L’UNEF juge peu réaliste le temps de concertation prévu par la ministre à propos de la réforme sur l’autonomie des universités. Un mois plein ne saurait suffire pour mener à bien les concertations nécessaires à « la réforme la plus importante » de la législature, selon les propos du premier ministre lui-même.
L’UNEF appelle la ministre à la raison et demande un report du calendrier permettant de mener de véritables négociations. Le dialogue social, cher au nouveau gouvernement, ne doit pas rester lettre morte.

Les 3 exigences de l’UNEF entendues

L’UNEF se félicite des engagements de la ministre de l’enseignement supérieur et de la recherche de respecter 3 exigences portées par le syndicat : le refus de la mise en place de la sélection, l’engagement de ne pas augmenter les frais d’inscription et le maintien du caractère national des diplômes. A l’occasion des concertations sur la loi sur l’autonomie, l’UNEF sera vigilante et veillera à ce que ces engagements soient respectés. Le contraire constituerait une rupture inacceptable.

Les discussions sur les 5 chantiers doivent s’ouvrir dès le mois de juin

L’UNEF s’est félicitée de la volonté de la ministre d’ouvrir des concertations sur d’autres chantiers de l’enseignement supérieur, notamment sur l’échec en premier cycle suite à la demande de l’UNEF.

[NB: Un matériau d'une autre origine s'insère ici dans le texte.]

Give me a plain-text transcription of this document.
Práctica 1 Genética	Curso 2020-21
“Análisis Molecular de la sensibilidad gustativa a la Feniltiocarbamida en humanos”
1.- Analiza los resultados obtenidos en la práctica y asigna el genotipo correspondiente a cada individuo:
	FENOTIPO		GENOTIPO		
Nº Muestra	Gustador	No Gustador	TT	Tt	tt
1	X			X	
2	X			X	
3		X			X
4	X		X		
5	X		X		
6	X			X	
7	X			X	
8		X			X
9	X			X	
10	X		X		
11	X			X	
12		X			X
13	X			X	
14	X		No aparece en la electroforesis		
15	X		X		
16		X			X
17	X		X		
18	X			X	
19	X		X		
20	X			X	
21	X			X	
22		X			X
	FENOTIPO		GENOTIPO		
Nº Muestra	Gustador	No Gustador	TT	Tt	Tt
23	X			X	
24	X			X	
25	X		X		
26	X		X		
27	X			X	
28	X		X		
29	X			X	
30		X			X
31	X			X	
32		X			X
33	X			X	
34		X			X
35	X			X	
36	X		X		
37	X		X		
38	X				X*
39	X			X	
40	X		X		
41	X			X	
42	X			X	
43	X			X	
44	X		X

Favorable à une réforme globale de l’enseignement supérieur, l’UNEF demande à ce que les concertations sur les 5 chantiers s’ouvrent dès le mois de juin.  La modernisation nécessaire du fonctionnement de nos universités exige davantage que la seule question de l’autonomie qui doit être discutée au même titre que les autres chantiers.

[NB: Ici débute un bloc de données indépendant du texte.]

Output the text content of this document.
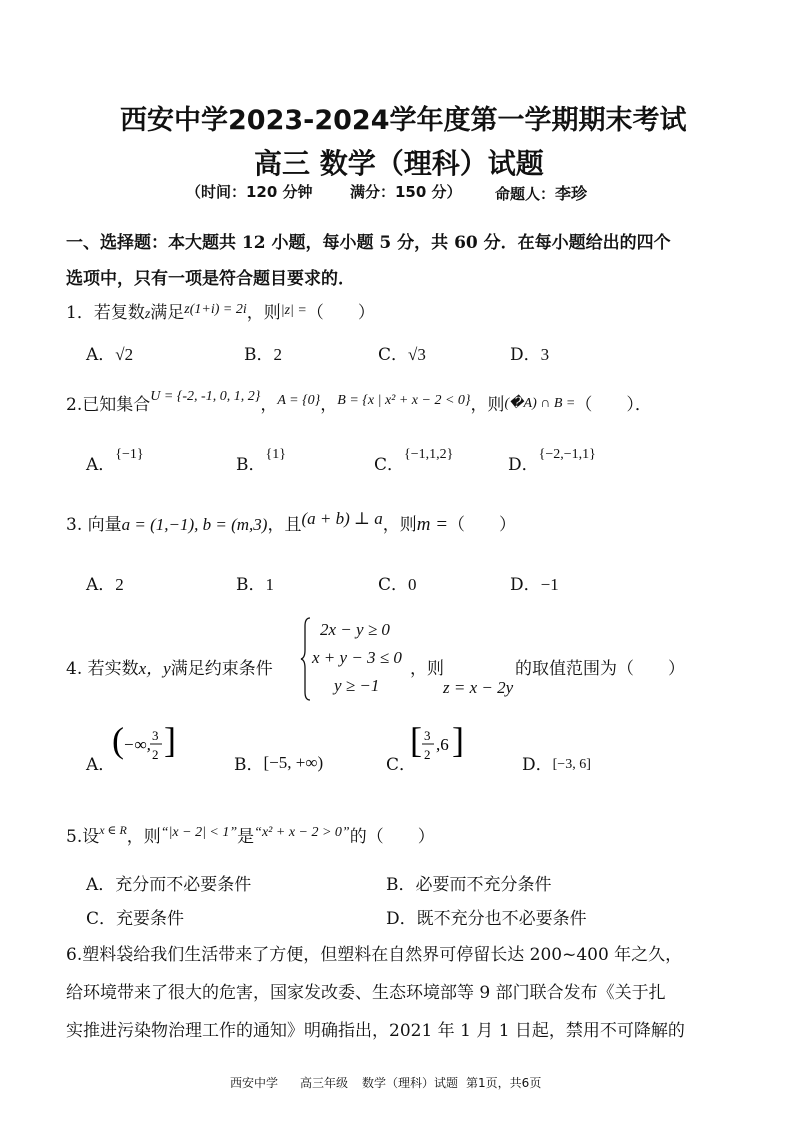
西安中学2023-2024学年度第一学期期末考试
高三 数学（理科）试题
（时间：120 分钟 满分：150 分） 命题人：李珍
一、选择题：本大题共 12 小题，每小题 5 分，共 60 分．在每小题给出的四个
选项中，只有一项是符合题目要求的．
1．若复数z满足$^{z(1+i) = 2i}$，则$^{|z| =}$（　　）
A．√2	B．2	C．√3	D．3
2.已知集合$^{U = \{-2, -1, 0, 1, 2\}}$，$^{A = \{0\}}$，$^{B = \{x | x^2 + x - 2 < 0\}}$，则(�A) ∩ B =（　　）．
A．$^{\{-1\}}$
B．$^{\{1\}}$
C．$^{\{-1,1,2\}}$
D．$^{\{-2,-1,1\}}$
3. 向量a = (1,−1), b = (m,3)，且(a + b) ⊥ a，则m =（　　）
A．2	B．1	C．0	D．−1
4. 若实数x，y满足约束条件
2x − y ≥ 0
x + y − 3 ≤ 0
y ≥ −1
，则
z = x − 2y
的取值范围为（　　）
A．
( −∞, 3
2 ]
B．[−5, +∞)	C．
[ 3
2
,6 ]
D．[−3, 6]
5.设$^{x \in R}$，则$^{“|x - 2| < 1”}$是$^{“x^2 + x - 2 > 0”}$的（　　）
A．充分而不必要条件	B．必要而不充分条件
C．充要条件	D．既不充分也不必要条件
6.塑料袋给我们生活带来了方便，但塑料在自然界可停留长达 200~400 年之久，
给环境带来了很大的危害，国家发改委、生态环境部等 9 部门联合发布《关于扎
实推进污染物治理工作的通知》明确指出，2021 年 1 月 1 日起，禁用不可降解的
西安中学 高三年级 数学（理科）试题 第1页，共6页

Des mesures d’urgence pour la rentrée

La situation sociale des étudiants ne cesse de se dégrader depuis la fin du dernier Plan Social Etudiant de 1998 comme le dénonce l’UNEF à chaque rentrée : pourvoir d’achat qui s’effondre, hausse de la précarité, développement du salariat étudiant, difficultés pour se loger…..
La rentrée prochaine ne doit pas être placée sous le même signe que les années précédentes et l’UNEF demande à la ministre des mesures d’urgences en faveur des étudiants.